For more photos, see the next page.

“I’m still reeling from how beautifully it was done. It looked so different. They rebuilt three rooms of the Düsseldorf gallery, giving it a period appearance of the 1920s,” MacKenzie said.

Auktion 392 invites viewers to ponder reproductions of some of the missing works from the forced sale of the Galerie’s holdings in 1937 and the larger significance of their theft. The show’s depiction of absent art allows it to be adapted by curators to a variety of gallery spaces, creating a more collaborative exhibition process than with most traveling shows. Because of its unique design concept, Auktion 392 can be presented in different venues simultaneously, as is currently the case with its Liverpool showing.

“This art exhibition without art depicts how the Stern Gallery was one of many galleries across Europe to have been affected by Nazi persecution.” said Clarence Epstein of the President’s Office, who oversees the Stern restitution project on behalf of the three universities. “Its story is not unique.”

During the opening week of the exhibit in Jerusalem, one visitor began to cry at the first stage of the gallery. She explained that her own father had also been a Jewish art dealer in Germany. When he refused the Nazi’s demand to catalogue works for them, he was sent to a camp where he eventually died.

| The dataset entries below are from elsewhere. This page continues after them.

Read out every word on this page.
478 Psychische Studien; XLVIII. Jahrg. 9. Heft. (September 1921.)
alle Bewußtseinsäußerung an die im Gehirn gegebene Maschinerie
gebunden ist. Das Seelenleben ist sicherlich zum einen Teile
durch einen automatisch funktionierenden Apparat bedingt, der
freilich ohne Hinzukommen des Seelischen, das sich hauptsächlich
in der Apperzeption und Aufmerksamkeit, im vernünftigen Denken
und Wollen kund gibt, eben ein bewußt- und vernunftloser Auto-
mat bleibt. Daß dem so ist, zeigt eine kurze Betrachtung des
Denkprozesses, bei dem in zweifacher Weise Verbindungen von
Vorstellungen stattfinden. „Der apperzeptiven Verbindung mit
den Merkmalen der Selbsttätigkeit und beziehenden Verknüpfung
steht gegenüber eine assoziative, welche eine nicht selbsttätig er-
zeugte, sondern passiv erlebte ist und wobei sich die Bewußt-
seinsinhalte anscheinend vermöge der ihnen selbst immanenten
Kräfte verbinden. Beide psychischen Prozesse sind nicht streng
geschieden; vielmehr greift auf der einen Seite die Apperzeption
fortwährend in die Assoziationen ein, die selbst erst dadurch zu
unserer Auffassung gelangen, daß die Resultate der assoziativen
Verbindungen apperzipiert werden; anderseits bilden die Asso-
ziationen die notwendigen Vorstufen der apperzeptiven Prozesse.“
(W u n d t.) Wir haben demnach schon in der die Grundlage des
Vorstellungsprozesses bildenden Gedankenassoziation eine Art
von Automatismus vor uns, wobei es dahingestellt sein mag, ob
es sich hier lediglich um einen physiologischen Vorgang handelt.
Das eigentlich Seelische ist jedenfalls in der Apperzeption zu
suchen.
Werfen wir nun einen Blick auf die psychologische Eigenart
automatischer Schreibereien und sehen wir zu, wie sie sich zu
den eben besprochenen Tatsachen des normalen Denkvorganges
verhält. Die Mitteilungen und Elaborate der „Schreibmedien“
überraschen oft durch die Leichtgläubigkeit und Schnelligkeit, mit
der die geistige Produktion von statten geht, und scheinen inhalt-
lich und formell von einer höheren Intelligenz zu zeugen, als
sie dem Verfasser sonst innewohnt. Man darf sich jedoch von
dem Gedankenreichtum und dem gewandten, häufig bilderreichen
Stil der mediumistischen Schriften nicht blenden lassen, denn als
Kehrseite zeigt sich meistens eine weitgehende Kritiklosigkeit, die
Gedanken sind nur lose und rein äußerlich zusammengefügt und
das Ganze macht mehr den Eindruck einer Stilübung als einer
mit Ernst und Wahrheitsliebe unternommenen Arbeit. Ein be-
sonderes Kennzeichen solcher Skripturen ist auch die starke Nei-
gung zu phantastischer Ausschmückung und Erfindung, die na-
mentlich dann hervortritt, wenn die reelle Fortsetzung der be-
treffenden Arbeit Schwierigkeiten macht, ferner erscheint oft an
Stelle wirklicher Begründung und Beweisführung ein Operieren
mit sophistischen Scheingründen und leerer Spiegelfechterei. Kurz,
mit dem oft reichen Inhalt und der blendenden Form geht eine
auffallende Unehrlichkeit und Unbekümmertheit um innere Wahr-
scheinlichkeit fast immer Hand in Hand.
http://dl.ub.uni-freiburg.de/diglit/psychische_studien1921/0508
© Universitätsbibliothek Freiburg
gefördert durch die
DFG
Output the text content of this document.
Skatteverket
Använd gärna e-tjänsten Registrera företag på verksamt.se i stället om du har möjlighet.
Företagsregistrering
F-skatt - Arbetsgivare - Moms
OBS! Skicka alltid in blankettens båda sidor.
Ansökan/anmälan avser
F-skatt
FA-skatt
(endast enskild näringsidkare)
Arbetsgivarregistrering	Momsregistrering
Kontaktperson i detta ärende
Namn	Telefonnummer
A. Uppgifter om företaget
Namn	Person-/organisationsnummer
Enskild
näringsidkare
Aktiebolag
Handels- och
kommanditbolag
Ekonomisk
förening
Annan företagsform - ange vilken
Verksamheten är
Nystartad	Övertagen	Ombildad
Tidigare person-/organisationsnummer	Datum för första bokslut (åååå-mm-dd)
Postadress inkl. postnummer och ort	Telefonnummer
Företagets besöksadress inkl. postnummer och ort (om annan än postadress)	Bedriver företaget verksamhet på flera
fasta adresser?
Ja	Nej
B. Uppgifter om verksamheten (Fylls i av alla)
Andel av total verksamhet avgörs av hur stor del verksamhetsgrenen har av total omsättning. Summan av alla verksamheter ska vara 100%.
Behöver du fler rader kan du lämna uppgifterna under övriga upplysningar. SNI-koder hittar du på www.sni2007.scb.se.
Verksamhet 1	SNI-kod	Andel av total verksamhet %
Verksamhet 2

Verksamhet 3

MacKenzie was able to preview the exhibition at HUJ because she gave the keynote address at an international symposium a week earlier at the Israel Museum. Her talk, “Restitution: Against Closure, Against Moving On,” challenges the efforts in some quarters to establish deadlines for claims for Holocaust-era restitution at a time when all too little is yet known about the extent of Nazi art looting and only a fraction of what is known to have been stolen has been returned.

The conference, which brought together speakers from Israel, Europe and North America, took place against the backdrop of Auktion 392 and two major art exhibitions at the Israel Museum, one dealing with the history of French efforts to restitute Nazi-looted art returned by Allied Forces at the end of World War II and the other reflecting upon “orphaned” art and artifacts deposited in Israel by the post-war Jewish Restitution Successor Organization.

“Those shows of work now under the guardianship of Israel and France show us the other side. They have the art, but they don’t know who it belongs to,” said MacKenzie.

Both Epstein and MacKenzie were enthusiastic about the outcomes of the conference and the opening of the Stern exhibition. New contacts were made that will be useful for the restitution project’s ongoing activities in Europe. Epstein said that several organizers requested to have Auktion 392 staged in their venues.

The opportunity to meet with international experts from the various professions involved in addressing Nazi plundering was instructive for MacKenzie, who is working on a proposal for an academic centre that will consider the forensics of looted cultural property.